Imagine if we relied on oil companies to publish evidence that CO2 emissions cause climate change. This statement against interest by Anthropic illustrates the epistemic vulnerability in which funding agencies and universities have uncritically accepted vibes-based claims. Universities should be at least as critical as Anthropic, and should have been leading independent studies with scope similar to this one and the METR study (a group aligned with boosters, also publishing against interest).
https://arxiv.org/abs/2601.20245
RE: https://hachyderm.io/@jenniferplusplus/115997206891480467
Excellent long thread.

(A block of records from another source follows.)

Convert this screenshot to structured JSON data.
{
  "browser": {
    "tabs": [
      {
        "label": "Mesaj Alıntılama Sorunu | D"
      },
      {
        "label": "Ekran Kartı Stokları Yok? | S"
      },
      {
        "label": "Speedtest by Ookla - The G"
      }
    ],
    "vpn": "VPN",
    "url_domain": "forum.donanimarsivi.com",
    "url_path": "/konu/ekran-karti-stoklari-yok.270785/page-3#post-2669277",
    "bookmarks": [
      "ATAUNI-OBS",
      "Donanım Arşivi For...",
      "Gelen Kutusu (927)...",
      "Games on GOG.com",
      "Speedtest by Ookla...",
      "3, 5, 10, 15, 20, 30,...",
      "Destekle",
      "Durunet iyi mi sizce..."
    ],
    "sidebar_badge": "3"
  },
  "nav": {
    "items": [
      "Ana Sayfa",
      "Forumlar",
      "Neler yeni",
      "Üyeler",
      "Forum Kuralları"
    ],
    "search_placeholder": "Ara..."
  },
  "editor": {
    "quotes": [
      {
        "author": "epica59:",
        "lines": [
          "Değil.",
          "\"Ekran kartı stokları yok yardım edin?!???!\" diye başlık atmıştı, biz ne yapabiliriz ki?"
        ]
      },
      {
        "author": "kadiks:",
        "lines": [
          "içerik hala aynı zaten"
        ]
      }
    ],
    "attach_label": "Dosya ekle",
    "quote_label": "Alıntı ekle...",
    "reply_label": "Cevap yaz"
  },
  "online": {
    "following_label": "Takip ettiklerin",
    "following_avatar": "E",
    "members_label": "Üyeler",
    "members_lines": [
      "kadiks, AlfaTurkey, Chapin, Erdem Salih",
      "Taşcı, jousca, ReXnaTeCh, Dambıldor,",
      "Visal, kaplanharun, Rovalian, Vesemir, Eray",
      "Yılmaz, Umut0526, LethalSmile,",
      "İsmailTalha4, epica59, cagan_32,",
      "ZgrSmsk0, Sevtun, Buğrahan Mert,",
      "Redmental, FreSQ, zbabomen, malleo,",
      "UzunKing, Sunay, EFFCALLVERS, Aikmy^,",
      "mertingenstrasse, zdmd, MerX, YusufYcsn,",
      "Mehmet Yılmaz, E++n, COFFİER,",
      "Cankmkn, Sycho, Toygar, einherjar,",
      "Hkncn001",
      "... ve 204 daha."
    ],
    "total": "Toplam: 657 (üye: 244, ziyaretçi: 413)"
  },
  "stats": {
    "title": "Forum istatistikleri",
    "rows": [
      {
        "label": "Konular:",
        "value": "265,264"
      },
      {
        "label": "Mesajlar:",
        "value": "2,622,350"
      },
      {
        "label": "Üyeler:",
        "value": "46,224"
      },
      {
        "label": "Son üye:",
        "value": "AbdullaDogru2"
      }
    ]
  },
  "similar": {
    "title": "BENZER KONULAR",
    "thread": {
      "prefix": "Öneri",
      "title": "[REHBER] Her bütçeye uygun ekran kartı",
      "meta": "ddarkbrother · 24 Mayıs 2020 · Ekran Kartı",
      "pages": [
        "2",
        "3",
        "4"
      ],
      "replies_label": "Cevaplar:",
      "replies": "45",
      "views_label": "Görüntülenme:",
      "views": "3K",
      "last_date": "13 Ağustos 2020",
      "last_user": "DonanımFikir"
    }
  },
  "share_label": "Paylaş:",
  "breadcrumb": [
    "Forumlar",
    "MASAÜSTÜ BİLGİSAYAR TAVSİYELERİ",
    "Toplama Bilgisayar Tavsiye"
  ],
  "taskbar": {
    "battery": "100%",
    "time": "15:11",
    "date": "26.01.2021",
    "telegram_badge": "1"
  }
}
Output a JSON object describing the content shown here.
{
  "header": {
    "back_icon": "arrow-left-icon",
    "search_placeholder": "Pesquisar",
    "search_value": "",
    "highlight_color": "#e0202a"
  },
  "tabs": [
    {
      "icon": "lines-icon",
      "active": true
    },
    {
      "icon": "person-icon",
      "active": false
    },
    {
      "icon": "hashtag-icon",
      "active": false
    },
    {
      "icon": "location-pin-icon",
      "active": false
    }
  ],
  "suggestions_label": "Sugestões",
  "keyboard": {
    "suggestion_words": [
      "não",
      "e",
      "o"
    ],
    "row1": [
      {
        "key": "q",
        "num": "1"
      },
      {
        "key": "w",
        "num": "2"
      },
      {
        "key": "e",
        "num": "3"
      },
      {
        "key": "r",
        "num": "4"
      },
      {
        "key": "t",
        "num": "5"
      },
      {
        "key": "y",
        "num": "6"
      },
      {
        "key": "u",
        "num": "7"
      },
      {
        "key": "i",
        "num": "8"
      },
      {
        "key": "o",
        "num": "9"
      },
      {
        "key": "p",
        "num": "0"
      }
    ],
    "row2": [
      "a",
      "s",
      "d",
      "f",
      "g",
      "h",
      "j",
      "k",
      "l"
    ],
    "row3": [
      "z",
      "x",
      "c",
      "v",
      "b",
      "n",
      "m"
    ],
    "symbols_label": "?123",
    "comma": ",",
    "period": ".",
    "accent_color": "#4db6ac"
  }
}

And there's an important point here about the group that started with "conceptual inquiry" (a bit of a misnomer because LLM responses will often be misleading as the subject matter gets more novel, there are more distractors, etc.) and moved to "delegation" (suffering a 30% drop in quiz performance, apparently without noticing and self-correcting).
Those study participants did that entirely of their own volition, and there isn't a cohort that went the other way. It's like a new years resolution phenomenon where people start out with the best intent and then rationalize a pattern of behavior that is actually harmful. Any educators who think that good habits will develop needs to contend with the evidence showing exactly the opposite. This is also consistent with the METR study showing the cognitive bias in which people believe these products and this mode of interaction makes them mode "productive" or helps their learning even when metrics show the opposite effect. I think studying this effect through psychology of addiction would be fruitful.